España se constituye como un estado sin nación y un concepto de país que varía en regiones, pueblos, lugares de diferente índole, y también en contextos sociales, medios de comuncación y diferentes oportunistas políticos.
Es por esto mismo que hablar de anexionar dos estados suena como poco a irrisorio y de lección de mal gusto. Existe en España, y hablaré de ella por que es la más próxima a mi, una mentalidad castillista que impide crecer diferentes conceptos y corrientes ideológicas que no sean las meramente discípulas del borbonismo anjouísta del Decreto de Nueva Planta.
Una España federal, con regiones autónomas, con un respeto cultural igualitario para el galaico-portugués, el euskera, el catalano-valenciano y todo el resto de lenguas minorizadas y discriminadas desde un gobierno central que habla sin escuchar.

Planteo este ejemplo a sabiendas de la taquicardia que puede producir en ciertos corazones de otoño: ¿Por que en murcia en la asignatura de Lengua Española solo estudian el castellano? ¿No son el resto de lenguas españolas tan españolas como el castellano?
Por favor, aquellos que ya hayan empezado con la taquicardia visiten este enlace, cuando regresen les explico mi razonamiento con más calma.

Si la lengua es española la asignatura debería comprender todas las lenguas del estado, que por otra parte aportarían al estudiante una visión global y más enriquecedora del idioma.

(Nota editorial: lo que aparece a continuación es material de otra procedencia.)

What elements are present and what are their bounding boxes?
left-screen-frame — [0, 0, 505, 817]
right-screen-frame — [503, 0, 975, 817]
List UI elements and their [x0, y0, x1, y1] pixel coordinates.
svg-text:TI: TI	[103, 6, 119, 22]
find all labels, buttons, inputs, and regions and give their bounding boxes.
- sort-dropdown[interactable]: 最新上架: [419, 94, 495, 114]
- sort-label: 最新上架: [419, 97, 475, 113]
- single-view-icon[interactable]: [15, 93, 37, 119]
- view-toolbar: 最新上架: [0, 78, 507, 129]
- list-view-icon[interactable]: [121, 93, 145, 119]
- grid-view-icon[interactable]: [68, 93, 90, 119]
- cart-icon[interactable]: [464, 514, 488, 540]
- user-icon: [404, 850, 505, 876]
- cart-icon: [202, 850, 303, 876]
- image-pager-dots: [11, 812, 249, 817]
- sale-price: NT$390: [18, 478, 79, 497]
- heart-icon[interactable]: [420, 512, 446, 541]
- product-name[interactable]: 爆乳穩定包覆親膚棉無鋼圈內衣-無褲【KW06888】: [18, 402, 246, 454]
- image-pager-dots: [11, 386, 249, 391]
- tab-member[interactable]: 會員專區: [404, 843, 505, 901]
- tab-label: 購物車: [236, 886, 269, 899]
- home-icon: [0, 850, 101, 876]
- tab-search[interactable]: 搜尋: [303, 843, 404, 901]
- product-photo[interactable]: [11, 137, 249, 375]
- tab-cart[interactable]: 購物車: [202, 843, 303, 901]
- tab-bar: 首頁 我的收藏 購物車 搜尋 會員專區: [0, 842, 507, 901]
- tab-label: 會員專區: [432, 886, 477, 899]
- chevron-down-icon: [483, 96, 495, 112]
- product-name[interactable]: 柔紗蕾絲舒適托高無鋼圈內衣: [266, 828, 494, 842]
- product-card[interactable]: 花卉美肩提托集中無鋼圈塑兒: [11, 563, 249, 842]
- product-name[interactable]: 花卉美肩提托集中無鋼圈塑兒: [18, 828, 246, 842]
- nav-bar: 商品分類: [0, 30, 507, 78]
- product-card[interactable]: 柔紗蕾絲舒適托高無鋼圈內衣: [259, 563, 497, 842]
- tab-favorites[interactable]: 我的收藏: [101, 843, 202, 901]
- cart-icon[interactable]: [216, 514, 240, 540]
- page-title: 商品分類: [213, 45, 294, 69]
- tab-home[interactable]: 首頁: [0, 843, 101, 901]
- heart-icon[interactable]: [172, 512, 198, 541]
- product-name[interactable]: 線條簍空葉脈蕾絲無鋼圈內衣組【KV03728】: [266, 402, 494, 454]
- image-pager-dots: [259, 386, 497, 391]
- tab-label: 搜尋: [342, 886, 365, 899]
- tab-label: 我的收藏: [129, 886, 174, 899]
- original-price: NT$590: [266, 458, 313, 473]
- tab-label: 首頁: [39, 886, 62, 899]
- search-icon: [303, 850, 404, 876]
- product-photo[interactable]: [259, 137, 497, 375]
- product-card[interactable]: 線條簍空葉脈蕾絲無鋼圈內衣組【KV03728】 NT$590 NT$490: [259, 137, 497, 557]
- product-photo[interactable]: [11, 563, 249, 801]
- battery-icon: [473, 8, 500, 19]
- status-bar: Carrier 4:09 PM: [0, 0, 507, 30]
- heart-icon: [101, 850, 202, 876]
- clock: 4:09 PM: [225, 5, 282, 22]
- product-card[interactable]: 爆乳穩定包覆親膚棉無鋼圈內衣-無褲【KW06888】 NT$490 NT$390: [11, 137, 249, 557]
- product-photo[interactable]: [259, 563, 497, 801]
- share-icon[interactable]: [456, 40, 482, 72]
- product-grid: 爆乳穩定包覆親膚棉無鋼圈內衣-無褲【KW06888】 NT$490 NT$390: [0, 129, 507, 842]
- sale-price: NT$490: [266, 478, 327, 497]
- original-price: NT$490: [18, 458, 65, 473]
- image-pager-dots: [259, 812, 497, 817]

Un pequeño conocimiento de los orígenes, una introducción que después de forma optativa les diera la oportunidad de profundizar en aquella que les hubiera gustado.
Esto sería un acercamiento que de forma gradual equilibre por igual el peso de todos los idiomas del Estado en igualdad de proporciones.

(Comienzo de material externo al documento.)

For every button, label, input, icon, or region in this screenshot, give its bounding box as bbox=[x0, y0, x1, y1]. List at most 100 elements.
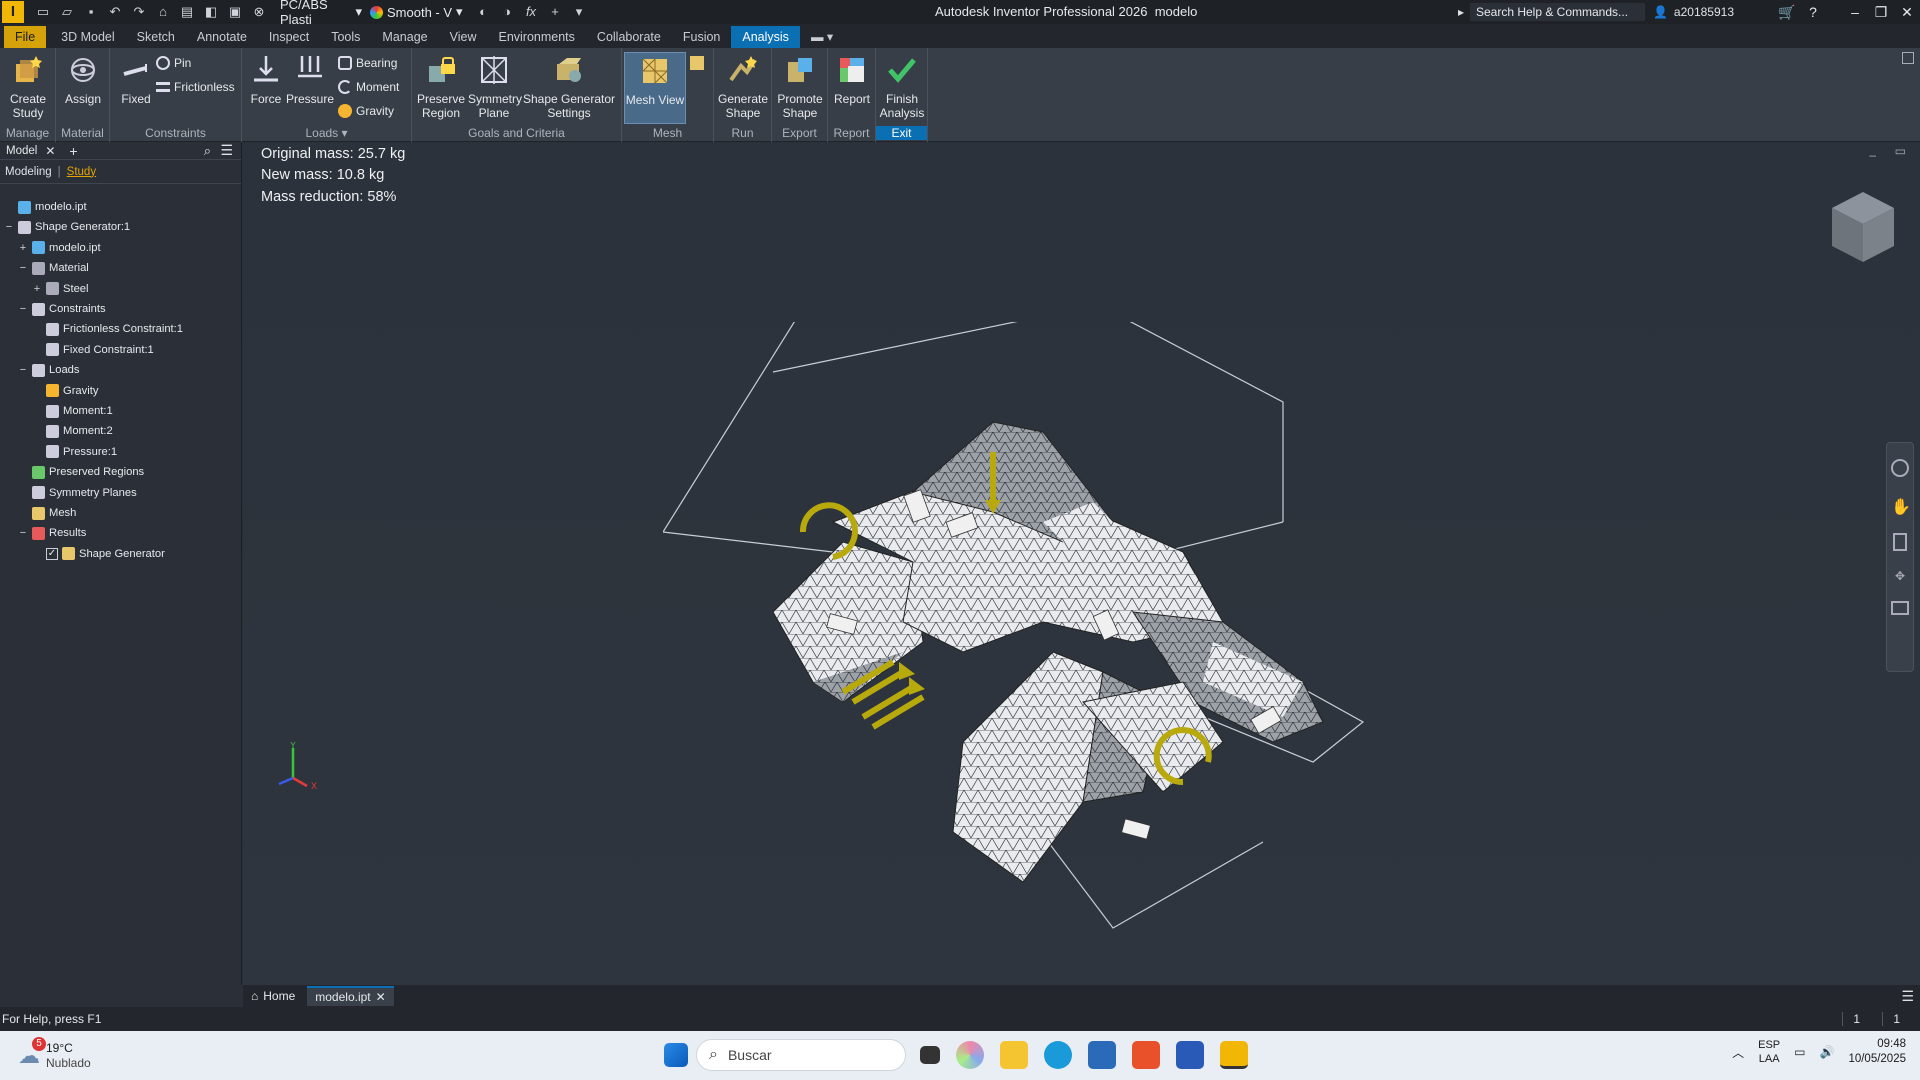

¿¿ Estudiaría un muchacho de Parla Lengua Castellana y Lenguas Iberas, un compendio de todas las lenguas del supuesto estado federal donde aprendería sus orígenes, algunas palabras, un poco de su gramática... esto se lo dejaría a los lingüistas y pedagogos más que a los políticos.
Estudiaría una muchacha de Euskadi: Lengua Castellana y Lengua Vasca
Estudiaría un garoto de Vila Velha de Ródão: Lengua Portuguesa y Lenguas Iberas ??


No sería fácil, seguro que de nuevo si este artículo lo lee quien yo me temo se llevaría las manos a donde me temo y con gesto grosero, pero simplemente es un pensar sobre pensar, no sería fácil que toda la gente cediera para poder construir sobre antiguos estamentos y mirar al frente con un proyecto sabio e inteligente, nos hacen falta visionarios...

La verdad es que está bien que dejemos hablar a nuestros pensadores, que nos hablen de la ilusión lusa, de la unión y de los futuros prometedores pero para que las buenas ideas de aquellos que piensan con ventaja habría que escucharlas y dejar de pensar tanto en lo que otros nos digan. Difícil ¿Verdad?